It has been more than two months since Nov. 8th. I continue thinking (in vain) that with the passage of time, and hopefully with the development of additional understanding based upon actual events, some of the extreme distress that this election has led to would begin to decrease. As those who listen at all to those who continue to be deeply concerned about what may happen know, this is not yet the case.
And, here I must have the courage to also say, almost at the same time, that our mutual failure in listening to each other continues. Mostly.
Those who are gleeful about this election, do not apparently share the legitimate, grave concerns of the 20,000,000 people who may lose their access to health care. But, then on the other hand; while we know now with at least some certainty, that a long-standing failure to listen compassionately to the legitimate economic and status concerns of white men who lack a college education, is NOT being overtly addressed by those who are terrified at the election results.

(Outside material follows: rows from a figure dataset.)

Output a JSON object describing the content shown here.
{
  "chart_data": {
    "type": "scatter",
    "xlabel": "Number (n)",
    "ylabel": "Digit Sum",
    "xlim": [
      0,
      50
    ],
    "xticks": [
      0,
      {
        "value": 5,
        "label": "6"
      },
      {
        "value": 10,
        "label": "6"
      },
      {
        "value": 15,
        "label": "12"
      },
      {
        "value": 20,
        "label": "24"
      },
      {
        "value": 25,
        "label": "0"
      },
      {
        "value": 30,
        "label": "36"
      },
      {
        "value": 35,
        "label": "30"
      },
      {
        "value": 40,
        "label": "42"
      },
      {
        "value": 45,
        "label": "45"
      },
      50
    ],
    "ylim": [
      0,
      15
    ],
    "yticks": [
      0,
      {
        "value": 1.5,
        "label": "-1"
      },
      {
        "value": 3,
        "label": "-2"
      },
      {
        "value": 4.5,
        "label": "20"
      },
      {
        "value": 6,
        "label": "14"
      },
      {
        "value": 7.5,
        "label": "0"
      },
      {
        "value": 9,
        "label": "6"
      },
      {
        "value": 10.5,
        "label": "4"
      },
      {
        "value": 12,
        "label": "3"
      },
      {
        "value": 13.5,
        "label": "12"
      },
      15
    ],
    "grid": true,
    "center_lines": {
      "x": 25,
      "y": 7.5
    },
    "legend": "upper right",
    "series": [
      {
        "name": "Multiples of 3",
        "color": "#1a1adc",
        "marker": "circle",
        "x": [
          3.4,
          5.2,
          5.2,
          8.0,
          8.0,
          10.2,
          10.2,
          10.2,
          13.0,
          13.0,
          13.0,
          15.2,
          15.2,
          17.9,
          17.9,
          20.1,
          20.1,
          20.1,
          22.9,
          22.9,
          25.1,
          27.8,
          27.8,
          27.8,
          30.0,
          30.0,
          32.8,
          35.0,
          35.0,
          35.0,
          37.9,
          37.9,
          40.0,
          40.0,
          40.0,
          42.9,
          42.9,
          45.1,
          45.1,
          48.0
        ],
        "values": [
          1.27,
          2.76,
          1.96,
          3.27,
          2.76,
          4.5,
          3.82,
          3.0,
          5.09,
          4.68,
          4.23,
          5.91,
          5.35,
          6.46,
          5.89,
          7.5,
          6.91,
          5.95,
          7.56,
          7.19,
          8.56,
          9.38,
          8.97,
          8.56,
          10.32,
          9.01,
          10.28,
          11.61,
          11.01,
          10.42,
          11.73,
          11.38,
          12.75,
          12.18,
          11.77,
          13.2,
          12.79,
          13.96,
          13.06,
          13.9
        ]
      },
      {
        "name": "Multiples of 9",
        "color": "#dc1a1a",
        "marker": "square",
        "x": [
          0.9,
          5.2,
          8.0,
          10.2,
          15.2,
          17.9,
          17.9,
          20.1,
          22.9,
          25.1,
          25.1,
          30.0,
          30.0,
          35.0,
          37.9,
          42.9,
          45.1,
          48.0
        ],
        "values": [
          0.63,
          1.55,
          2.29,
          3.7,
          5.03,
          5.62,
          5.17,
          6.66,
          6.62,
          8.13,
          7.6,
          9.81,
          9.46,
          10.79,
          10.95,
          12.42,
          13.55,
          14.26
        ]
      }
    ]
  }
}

So, that leaves us in the same place –“Now what?” and continuing to seek those meaningful responses.
I keep thinking that before too long we will come across a plateau, as though we had made our way to a high prairie where clear vision is possible.
So far, that is not the case. I still feel that I am on high alert, and looking awkwardly in both directions, to the past and to the future, yet having no clarity about which direction to go, nor how to figure that out.
Perhaps it is the waiting for the many other shoes to drop, now that one very large and potentially dangerous shoe has fallen? However, the events so far, do not, for me at least, provide much that will clarify or calm those questions, but rather, serve mostly to intensify them.
There are a few things that may help. These “things” are found in the testimonies of some of those nominated for the cabinet. And, I find some help in those who are able to have bridge conversations with “the other side”. So far, they are still very small and not yet attached to attached to substantive events.
So, the question moves on to, “How do we, who are citizens of a DIVERSE yet still united nation, wait in meaningful ways that keep us moving forward with as much compassion and mutuality as possible?
For now, I am going to follow the lead offered by my not-yet 2 yr old Granddaughter, Charlotte. I am going to do my very best to stand still and pay attention to what I see and try to make sense out of it.
I am going to take the time, to stand thoughtfully and look …
or sit on a bench to think, (as Sarah and Duck do).
at what is initially very strange to me. (And, if I am honest, white men without a college education are not familiar to me. I don’t know them well, perhaps not at all. Nor do I understand their concerns, experiences, or worldview.)
And, if at first, I am afraid of butterflies because I don’t know what they are or what they might do to me, I will acknowledge my fear. (I will lament.) But, I will also stay put long enough to find out more about butterflies, and white men without a college education, etc.
And, once I find out that butterflies are not dangerous, then, and only then, will I change my mind. (And, I will try to do the same with those I do not know or understand.)
“Absolutely unmixed attention is prayer.” ― Simone Weil, Gravity and Grace
These approaches, stopping to stand still and look, or sitting on a bench to think, are forms of prayer. Simone Weil’s definition of prayer as”paying attention” expands the notion of prayer from some kind of human -divine Q & A, into more of a long-term mutual relationship of presence and witness.
Thus, for now, I am going to try to learn from this child how to make sense of a world that seems almost unrecognizable.